The DOH is offering the vaccine to all New York City schools, public private, and parochial. Unlike in the case of New York State health care workers, who are currently protesting the recent radical mandate to get the swine and seasonal vaccines, NYC school children are not required to get the vaccine and will not have it administered to them without the consent of a parent or guardian.

This leaves much of the fate of this exceptional public health program in the hands of New York City parents, and in Park Slope, parents are mulling it over.

Stuart Miller, who has a child at PS 107, said he and his son "have an appointment to get a flu shot from his regular doctor" and he anticipates getting the swine flu vaccine from his pediatrician as well, though "if the question is would I trust the school system to administer the vaccine, yeah... I'm inclined to say that I'd rather not have my son get sick."

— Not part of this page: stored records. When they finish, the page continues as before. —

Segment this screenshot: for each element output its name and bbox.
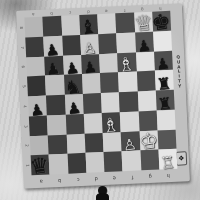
file-label: a [39, 179, 42, 184]
square-d6[interactable]: ♟ [81, 54, 100, 75]
square-d4[interactable] [83, 93, 102, 114]
square-b6[interactable]: ♟ [44, 55, 63, 76]
brand-letter: Y [178, 84, 181, 89]
square-h5[interactable]: ♜ [155, 70, 174, 91]
square-h3[interactable] [156, 110, 175, 131]
square-f1[interactable] [122, 151, 141, 172]
square-a3[interactable] [29, 115, 48, 136]
rank-label: 5 [21, 85, 25, 88]
square-a7[interactable] [25, 36, 44, 57]
rank-label: 8 [19, 26, 23, 29]
square-b4[interactable] [46, 95, 65, 116]
captured-pawn-body [96, 193, 109, 200]
square-f5[interactable] [118, 72, 137, 93]
square-e4[interactable] [101, 92, 120, 113]
square-d7[interactable]: ♙ [80, 34, 99, 55]
square-d1[interactable] [85, 152, 104, 173]
club-emblem-icon: ❖ [176, 151, 188, 165]
square-g2[interactable]: ♔ [139, 130, 158, 151]
square-c6[interactable]: ♟ [63, 54, 82, 75]
square-e8[interactable] [97, 13, 116, 34]
square-a6[interactable] [26, 56, 45, 77]
file-label: e [113, 176, 116, 181]
file-label: f [124, 7, 126, 11]
file-label: e [105, 8, 108, 12]
white-rook-piece[interactable]: ♖ [157, 154, 177, 172]
square-e5[interactable] [100, 73, 119, 94]
square-d2[interactable] [84, 133, 103, 154]
square-f6[interactable]: ♗ [117, 52, 136, 73]
square-e2[interactable] [103, 132, 122, 153]
brand-text: QUALITY [173, 55, 185, 89]
square-h1[interactable]: ♖ [158, 149, 177, 170]
square-b2[interactable] [48, 134, 67, 155]
square-d8[interactable]: ♝ [79, 14, 98, 35]
board-frame: abcdefgh ♝♕♚♟♙♟♟♟♟♗♟♞♜♟♟♜♗♙♔♛♖ abcdefgh … [16, 3, 190, 188]
square-e7[interactable] [98, 33, 117, 54]
file-label: a [32, 12, 35, 16]
square-f7[interactable] [116, 32, 135, 53]
file-label: b [50, 11, 53, 15]
square-h7[interactable] [153, 31, 172, 52]
square-b1[interactable] [49, 154, 68, 175]
board-grid: ♝♕♚♟♙♟♟♟♟♗♟♞♜♟♟♜♗♙♔♛♖ [24, 11, 177, 175]
file-label: h [167, 173, 170, 178]
square-e1[interactable] [104, 151, 123, 172]
captured-black-pawn[interactable] [96, 186, 109, 200]
square-f2[interactable]: ♙ [121, 131, 140, 152]
square-c4[interactable]: ♟ [64, 94, 83, 115]
square-c1[interactable] [67, 153, 86, 174]
square-g1[interactable] [140, 150, 159, 171]
square-h8[interactable]: ♚ [152, 11, 171, 32]
square-h4[interactable]: ♜ [156, 90, 175, 111]
square-a8[interactable] [24, 17, 43, 38]
rank-label: 4 [22, 105, 26, 108]
square-e3[interactable]: ♗ [102, 112, 121, 133]
file-label: c [76, 177, 79, 182]
square-g5[interactable] [136, 71, 155, 92]
square-b8[interactable] [43, 16, 62, 37]
square-a1[interactable]: ♛ [31, 155, 50, 176]
square-d3[interactable] [84, 113, 103, 134]
square-b5[interactable] [45, 75, 64, 96]
square-g7[interactable]: ♟ [135, 31, 154, 52]
square-c5[interactable]: ♞ [64, 74, 83, 95]
rank-label: 1 [25, 164, 29, 167]
square-f4[interactable] [119, 91, 138, 112]
square-c2[interactable] [66, 133, 85, 154]
square-b7[interactable]: ♟ [43, 36, 62, 57]
square-g4[interactable] [137, 91, 156, 112]
rank-label: 2 [24, 145, 28, 148]
square-c3[interactable] [65, 114, 84, 135]
file-label: b [58, 178, 61, 183]
rank-label: 6 [21, 66, 25, 69]
file-label: d [94, 176, 97, 181]
file-label: f [131, 175, 133, 180]
chess-board: abcdefgh ♝♕♚♟♙♟♟♟♟♗♟♞♜♟♟♜♗♙♔♛♖ abcdefgh … [16, 3, 190, 188]
square-c7[interactable] [62, 35, 81, 56]
square-f3[interactable] [120, 111, 139, 132]
square-a5[interactable] [27, 76, 46, 97]
square-h2[interactable] [157, 129, 176, 150]
square-g6[interactable] [136, 51, 155, 72]
square-h6[interactable]: ♟ [154, 50, 173, 71]
rank-label: 3 [23, 125, 27, 128]
chessboard-photo: abcdefgh ♝♕♚♟♙♟♟♟♟♗♟♞♜♟♟♜♗♙♔♛♖ abcdefgh … [0, 0, 200, 200]
rank-label: 7 [20, 46, 24, 49]
black-queen-piece[interactable]: ♛ [29, 155, 50, 178]
square-f8[interactable] [116, 13, 135, 34]
square-a4[interactable]: ♟ [28, 96, 47, 117]
square-d5[interactable] [82, 73, 101, 94]
square-b3[interactable] [47, 114, 66, 135]
file-label: c [69, 10, 71, 14]
file-label: g [148, 174, 151, 179]
file-label: d [87, 9, 90, 13]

But Myrta Echeverria, a Park Slope mom with boys at New York City Lab School and New Voices, won't, because she's for one not inclined to get flu shots, and in addition, her family's already seen the swine flu, and come away unscathed. "From what I know this virus is nothing life threatening unless you have another health condition, so I don't think I'm going to use the vaccine on my children. Last May there were children at the school that had the virus in my son's class, and the school didn't get closed, and he didn't get sick."

One expecting mother, who asked to remain anonymous, cites history: "The Bubonic Plague killed a lot of people, but medical historians say that it also did something for the European population it affected, which was to enact a receptor that proved vital in that population's resistance to the AIDS virus. In Africa, where the Bubonic plague did not wreak havoc, AIDs has."

Dr. Gordon says that she sees a lot of pregnant women and "most of them do seem interested. The number of people absolutely opposed to vaccination has gone down. Now most people have stopped being so suspicious. It was like a vogue."